A reminder here that there is a difference between a 'fun' equivalent
in other languages and a 'cut' equivalent:  in the 'fun' equivalent
the other arguments are evaluated when the closure is *called*, while
in the 'cut' equivalent the other arguments are evaluated when the
closure is *defined*.  If calculate_msg_expiry/1 has side effects,
the two functions of reset_msg_expiry_fun/1 are not (if "cut" is
implemented for least surprise) equivalent.

Now let's look at some other funs:

    AC = spawn_link(fun() -> init(Init, KernelApp) end),

Without the "cut" keyword, "_" is no help because you would
not be able to tell
	init(Init, KernelApp)	-- the call
from	init(Init, KernelApp)	-- the closure
So it's clear that the "cut" keyword (or rather, something meaningful
to play the same rôle) is necessary if we want to do

    AC = spawn_link(cut(init(Init, KernelApp))).

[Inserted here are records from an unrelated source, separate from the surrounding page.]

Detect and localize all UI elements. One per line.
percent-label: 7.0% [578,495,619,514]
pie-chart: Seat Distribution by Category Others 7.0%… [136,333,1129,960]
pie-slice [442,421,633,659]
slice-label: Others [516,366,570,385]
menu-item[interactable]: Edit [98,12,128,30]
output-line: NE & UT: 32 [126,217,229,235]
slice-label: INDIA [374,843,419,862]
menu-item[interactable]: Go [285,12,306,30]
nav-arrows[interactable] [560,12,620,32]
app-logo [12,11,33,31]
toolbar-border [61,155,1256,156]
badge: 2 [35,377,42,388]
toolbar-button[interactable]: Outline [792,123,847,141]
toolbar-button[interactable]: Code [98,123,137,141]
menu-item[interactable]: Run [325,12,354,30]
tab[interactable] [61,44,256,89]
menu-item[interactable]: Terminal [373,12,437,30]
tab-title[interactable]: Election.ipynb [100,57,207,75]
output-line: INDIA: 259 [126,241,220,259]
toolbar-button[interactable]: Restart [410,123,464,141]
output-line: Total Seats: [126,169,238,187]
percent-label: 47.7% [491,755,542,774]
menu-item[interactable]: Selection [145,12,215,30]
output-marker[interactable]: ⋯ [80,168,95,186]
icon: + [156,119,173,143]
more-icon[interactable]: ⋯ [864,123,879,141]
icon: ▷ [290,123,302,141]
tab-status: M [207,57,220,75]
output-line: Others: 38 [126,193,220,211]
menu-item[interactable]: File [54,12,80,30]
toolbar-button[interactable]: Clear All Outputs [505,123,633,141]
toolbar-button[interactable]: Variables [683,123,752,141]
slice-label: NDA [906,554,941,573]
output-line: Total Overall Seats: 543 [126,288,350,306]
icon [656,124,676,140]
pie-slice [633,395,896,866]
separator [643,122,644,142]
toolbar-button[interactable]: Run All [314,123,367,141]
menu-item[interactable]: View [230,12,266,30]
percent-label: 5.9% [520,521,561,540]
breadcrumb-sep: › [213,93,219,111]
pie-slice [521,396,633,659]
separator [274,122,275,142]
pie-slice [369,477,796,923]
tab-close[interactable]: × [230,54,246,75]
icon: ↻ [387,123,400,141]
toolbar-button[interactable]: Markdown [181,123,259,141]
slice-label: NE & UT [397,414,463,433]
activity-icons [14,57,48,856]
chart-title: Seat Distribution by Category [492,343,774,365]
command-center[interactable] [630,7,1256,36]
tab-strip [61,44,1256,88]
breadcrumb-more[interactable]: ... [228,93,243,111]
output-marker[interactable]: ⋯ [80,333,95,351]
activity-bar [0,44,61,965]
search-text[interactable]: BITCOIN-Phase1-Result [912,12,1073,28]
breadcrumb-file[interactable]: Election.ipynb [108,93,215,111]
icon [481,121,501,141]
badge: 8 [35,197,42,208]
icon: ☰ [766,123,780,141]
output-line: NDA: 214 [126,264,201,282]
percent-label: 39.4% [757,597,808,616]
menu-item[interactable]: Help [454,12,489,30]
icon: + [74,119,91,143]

               fun([{{loaded, AppName}, #appl{descr = Descr, vsn = Vsn}}]) ->
                       {true, {AppName, Descr, Vsn}};
                  (_) ->

"_" cannot help here because
 - there are two clauses
 - one of them involves pattern matching.

    map(fun([Key, Val]) -> {Key, Val} end, <expr>)

"_" cannot help here because of pattern matching.

            lists:foreach(fun(Appl) ->
                                  ets:insert(ac_tab, {{loaded, Appl#appl.name},
                          end, NewAppls),

This could be done better as
	[ets:insert(ac_tab, {{loaded, Appl#appl.name}, Appl}) || Appl <- NewAppls]

	fun ({Name, Id}) ->
	    case Id
	      of ...

"_" cannot help here because the body is not a simple function call.
The argument involves pattern matching.
If it were fun (Name, Id) -> case Id of ...
we'd still be stuck because Name isn't the first parameter to appear in the body.

I began a survey of 'fun's in the kernel/ directory.
Out of the first 22, one could use "_".  I have to go and pick up my daughter
from school, so I don't have time to finish this survey yet.

However, it doesn't look like that much of a win so far.